In $\triangle MBC$, $BM\perp BC$. Points $A$ and $D$ are the midpoints of $MB$ and $MC$ respectively, and $BC=AM=2$. Fold $\triangle MAD$ along line $AD$ to a new position $\triangle PAD$ in space, so that $P$ is the image of $M$ and $PA\perp AB$.

Prove that $PA\perp$ plane $ABCD$.

(1) Before folding, points $A,B,C,D$ all lie in the original plane of $\triangle MBC$, so plane $ABCD$ is that base plane.

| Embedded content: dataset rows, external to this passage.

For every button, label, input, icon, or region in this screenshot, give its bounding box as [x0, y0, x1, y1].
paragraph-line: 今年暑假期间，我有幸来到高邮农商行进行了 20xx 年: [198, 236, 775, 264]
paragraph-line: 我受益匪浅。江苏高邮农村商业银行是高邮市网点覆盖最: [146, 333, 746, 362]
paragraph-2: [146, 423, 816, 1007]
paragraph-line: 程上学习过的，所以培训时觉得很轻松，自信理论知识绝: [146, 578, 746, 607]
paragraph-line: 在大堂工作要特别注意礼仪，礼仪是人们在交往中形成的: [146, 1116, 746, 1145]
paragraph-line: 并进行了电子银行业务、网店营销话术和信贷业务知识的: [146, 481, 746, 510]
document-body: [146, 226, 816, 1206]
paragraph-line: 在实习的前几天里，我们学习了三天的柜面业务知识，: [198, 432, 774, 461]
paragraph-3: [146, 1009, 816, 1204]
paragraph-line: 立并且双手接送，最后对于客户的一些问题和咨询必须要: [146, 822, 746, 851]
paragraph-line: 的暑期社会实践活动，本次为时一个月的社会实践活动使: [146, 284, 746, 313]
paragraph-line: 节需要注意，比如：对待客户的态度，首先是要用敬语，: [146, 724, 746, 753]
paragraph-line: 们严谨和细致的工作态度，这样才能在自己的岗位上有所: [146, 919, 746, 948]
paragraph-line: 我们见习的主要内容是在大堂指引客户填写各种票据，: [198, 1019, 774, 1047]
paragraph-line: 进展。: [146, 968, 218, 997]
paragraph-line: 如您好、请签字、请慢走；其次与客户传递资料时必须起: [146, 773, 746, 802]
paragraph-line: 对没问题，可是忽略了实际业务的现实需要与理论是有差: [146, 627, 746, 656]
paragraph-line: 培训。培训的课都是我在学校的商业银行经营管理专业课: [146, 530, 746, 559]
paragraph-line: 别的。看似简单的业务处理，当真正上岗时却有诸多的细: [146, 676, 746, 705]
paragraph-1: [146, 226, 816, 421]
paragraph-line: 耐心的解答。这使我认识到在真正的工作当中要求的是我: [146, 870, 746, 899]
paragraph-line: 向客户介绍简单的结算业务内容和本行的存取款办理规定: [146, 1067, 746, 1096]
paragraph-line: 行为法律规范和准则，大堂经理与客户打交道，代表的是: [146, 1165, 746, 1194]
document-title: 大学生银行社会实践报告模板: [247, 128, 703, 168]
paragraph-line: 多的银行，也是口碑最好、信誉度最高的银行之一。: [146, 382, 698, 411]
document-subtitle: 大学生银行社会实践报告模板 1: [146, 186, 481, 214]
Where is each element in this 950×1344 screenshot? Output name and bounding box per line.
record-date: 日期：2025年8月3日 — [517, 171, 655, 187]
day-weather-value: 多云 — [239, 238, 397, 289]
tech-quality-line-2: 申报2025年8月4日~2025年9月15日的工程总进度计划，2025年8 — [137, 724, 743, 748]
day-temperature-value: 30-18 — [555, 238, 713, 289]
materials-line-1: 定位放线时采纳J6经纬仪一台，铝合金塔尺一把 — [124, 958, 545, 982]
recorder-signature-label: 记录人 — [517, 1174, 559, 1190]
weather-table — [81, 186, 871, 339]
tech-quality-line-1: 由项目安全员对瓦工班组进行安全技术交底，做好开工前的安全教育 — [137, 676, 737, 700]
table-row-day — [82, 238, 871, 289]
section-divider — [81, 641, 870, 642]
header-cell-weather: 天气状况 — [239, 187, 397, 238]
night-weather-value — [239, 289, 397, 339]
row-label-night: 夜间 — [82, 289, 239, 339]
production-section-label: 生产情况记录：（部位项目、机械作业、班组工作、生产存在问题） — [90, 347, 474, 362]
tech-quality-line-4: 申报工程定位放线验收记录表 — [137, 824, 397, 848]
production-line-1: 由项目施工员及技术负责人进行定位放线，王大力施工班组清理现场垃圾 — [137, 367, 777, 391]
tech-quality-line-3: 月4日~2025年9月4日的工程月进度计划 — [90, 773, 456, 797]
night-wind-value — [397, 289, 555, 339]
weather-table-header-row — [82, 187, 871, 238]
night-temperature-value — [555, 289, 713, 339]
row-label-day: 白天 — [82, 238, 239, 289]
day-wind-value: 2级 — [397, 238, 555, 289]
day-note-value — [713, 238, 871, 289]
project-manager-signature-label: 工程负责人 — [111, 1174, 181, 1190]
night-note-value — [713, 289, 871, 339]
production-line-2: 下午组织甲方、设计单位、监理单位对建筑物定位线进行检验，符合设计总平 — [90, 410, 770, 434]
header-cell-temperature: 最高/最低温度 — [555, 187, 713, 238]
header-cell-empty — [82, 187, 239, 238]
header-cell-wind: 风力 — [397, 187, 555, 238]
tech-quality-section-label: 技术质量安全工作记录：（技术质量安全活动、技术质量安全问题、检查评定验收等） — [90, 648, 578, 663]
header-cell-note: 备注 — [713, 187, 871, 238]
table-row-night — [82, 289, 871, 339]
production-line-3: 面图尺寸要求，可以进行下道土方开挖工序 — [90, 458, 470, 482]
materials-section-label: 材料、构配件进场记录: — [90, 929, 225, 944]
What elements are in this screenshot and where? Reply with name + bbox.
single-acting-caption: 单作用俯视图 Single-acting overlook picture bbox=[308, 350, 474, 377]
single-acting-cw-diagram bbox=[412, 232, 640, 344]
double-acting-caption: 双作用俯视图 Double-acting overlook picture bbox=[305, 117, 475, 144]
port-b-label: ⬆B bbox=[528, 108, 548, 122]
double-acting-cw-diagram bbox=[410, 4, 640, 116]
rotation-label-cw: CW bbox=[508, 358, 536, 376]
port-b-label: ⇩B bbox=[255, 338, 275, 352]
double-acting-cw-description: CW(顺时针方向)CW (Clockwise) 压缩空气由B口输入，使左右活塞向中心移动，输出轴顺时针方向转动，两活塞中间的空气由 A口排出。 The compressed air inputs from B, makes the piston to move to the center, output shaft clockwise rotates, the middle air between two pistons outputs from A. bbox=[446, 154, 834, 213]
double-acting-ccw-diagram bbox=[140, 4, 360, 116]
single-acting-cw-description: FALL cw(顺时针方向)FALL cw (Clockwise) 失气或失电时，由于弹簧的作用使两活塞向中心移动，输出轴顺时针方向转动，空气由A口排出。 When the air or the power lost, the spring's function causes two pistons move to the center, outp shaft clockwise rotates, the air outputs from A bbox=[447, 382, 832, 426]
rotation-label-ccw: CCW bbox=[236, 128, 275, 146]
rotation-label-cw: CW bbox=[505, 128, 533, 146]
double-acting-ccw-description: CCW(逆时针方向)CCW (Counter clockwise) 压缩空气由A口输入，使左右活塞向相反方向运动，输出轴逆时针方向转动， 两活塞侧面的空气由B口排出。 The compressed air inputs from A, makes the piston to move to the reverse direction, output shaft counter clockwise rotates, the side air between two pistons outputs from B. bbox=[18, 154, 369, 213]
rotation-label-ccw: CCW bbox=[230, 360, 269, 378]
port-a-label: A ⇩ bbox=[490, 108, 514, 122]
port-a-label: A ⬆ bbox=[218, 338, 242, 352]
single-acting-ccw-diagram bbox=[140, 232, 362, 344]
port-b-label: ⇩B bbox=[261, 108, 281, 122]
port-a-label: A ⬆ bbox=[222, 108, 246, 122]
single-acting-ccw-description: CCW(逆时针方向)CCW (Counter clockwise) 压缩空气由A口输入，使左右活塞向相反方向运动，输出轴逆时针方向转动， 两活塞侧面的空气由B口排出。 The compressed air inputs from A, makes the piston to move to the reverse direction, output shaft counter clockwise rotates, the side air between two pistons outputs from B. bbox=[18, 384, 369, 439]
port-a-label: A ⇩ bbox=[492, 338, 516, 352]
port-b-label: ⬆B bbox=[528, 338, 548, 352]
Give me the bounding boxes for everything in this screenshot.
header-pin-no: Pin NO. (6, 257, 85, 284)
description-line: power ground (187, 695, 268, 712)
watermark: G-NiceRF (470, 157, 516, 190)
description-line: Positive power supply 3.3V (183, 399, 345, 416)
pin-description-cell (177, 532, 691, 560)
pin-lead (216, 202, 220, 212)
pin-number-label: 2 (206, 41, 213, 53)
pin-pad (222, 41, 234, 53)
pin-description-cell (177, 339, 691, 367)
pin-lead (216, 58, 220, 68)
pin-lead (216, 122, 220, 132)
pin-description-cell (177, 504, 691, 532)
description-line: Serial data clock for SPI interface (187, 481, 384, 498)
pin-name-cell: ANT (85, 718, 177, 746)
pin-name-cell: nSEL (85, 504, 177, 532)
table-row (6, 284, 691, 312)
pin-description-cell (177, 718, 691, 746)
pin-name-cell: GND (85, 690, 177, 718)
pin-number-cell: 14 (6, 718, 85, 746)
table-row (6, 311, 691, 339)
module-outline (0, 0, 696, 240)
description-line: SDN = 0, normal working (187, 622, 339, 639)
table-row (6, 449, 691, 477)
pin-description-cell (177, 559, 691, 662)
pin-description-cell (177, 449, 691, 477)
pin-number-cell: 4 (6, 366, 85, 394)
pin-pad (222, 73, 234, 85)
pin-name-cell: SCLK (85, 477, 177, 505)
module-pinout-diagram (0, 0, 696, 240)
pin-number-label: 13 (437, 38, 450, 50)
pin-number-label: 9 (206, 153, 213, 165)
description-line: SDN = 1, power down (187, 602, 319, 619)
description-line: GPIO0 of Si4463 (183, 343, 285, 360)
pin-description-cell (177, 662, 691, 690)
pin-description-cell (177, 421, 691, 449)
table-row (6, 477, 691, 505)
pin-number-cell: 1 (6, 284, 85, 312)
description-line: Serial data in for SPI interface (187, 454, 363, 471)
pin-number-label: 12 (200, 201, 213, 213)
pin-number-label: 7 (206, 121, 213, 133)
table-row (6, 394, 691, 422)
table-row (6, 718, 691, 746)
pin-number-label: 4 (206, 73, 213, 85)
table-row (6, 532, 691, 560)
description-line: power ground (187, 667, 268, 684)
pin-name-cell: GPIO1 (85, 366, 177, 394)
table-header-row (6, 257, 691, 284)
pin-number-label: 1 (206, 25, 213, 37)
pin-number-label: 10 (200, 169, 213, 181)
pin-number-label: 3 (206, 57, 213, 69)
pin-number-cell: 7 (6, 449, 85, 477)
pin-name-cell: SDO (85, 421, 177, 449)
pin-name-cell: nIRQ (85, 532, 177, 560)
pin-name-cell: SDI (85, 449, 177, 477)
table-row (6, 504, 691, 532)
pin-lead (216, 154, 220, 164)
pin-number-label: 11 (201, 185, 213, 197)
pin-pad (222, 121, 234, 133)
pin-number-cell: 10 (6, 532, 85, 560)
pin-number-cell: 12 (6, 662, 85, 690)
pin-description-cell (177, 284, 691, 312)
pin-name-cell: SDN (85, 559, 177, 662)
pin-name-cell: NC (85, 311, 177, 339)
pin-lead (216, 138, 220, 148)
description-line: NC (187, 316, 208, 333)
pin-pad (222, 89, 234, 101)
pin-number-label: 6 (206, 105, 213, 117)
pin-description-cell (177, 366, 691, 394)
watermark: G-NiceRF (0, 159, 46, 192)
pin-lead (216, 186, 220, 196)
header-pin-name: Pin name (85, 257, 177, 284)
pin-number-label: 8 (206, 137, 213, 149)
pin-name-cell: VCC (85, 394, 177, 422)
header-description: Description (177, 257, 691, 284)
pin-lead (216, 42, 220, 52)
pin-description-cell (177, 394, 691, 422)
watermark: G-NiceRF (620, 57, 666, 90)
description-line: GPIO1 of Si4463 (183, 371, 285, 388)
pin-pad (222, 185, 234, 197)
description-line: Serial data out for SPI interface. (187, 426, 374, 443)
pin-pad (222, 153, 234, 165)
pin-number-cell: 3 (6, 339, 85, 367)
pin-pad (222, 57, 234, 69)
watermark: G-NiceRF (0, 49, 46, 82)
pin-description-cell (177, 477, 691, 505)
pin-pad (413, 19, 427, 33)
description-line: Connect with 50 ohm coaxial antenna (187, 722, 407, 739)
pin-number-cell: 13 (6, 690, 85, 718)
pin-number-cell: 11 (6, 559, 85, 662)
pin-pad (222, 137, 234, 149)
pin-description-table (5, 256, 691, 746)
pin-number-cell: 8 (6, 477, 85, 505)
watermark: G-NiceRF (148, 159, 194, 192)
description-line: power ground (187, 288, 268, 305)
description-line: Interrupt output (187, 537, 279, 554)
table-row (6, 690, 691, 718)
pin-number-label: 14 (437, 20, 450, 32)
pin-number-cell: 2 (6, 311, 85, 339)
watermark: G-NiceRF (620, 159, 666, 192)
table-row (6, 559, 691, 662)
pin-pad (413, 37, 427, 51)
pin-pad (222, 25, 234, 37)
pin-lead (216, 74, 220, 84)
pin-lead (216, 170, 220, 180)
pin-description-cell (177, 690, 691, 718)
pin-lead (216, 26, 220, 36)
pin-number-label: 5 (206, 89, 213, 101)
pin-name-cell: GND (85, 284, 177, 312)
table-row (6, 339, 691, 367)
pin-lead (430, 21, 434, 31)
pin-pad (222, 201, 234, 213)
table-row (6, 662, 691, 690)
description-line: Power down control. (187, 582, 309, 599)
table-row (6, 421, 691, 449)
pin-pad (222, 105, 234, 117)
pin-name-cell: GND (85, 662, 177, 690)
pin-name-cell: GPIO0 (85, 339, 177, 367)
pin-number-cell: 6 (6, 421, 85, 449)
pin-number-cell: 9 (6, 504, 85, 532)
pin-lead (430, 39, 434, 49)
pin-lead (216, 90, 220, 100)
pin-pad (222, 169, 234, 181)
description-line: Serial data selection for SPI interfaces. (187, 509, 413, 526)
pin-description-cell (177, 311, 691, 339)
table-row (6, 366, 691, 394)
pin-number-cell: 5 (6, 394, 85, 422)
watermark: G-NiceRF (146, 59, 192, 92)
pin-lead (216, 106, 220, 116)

(2) Since $A$ and $D$ are midpoints of $MB$ and $MC$, segment $AD$ is the midline in $\triangle MBC$. Hence $$AD\parallel BC.$$ (3) Given $BM\perp BC$, we also have $BM\perp AD$. Because $A\in MB$, the segment $MA$ is collinear with $BM$, so $$MA\perp AD.$$ (4) Folding $\triangle MAD$ around the axis $AD$ is a rigid rotation that keeps line $AD$ fixed. Therefore the angle between $MA$ and $AD$ is preserved, and the image segment $PA$ satisfies $$PA\perp AD.$$ (5) The condition in the problem also gives $PA\perp AB$. Since $AB$ and $AD$ are two intersecting lines in plane $ABCD$, a line perpendicular to both is perpendicular to the plane. Thus $$PA\perp \text{plane }ABCD.$$

Because $PA\perp AB$ and $PA\perp AD$ with $AB,AD\subset$ plane $ABCD$, it follows that $PA\perp$ plane $ABCD$.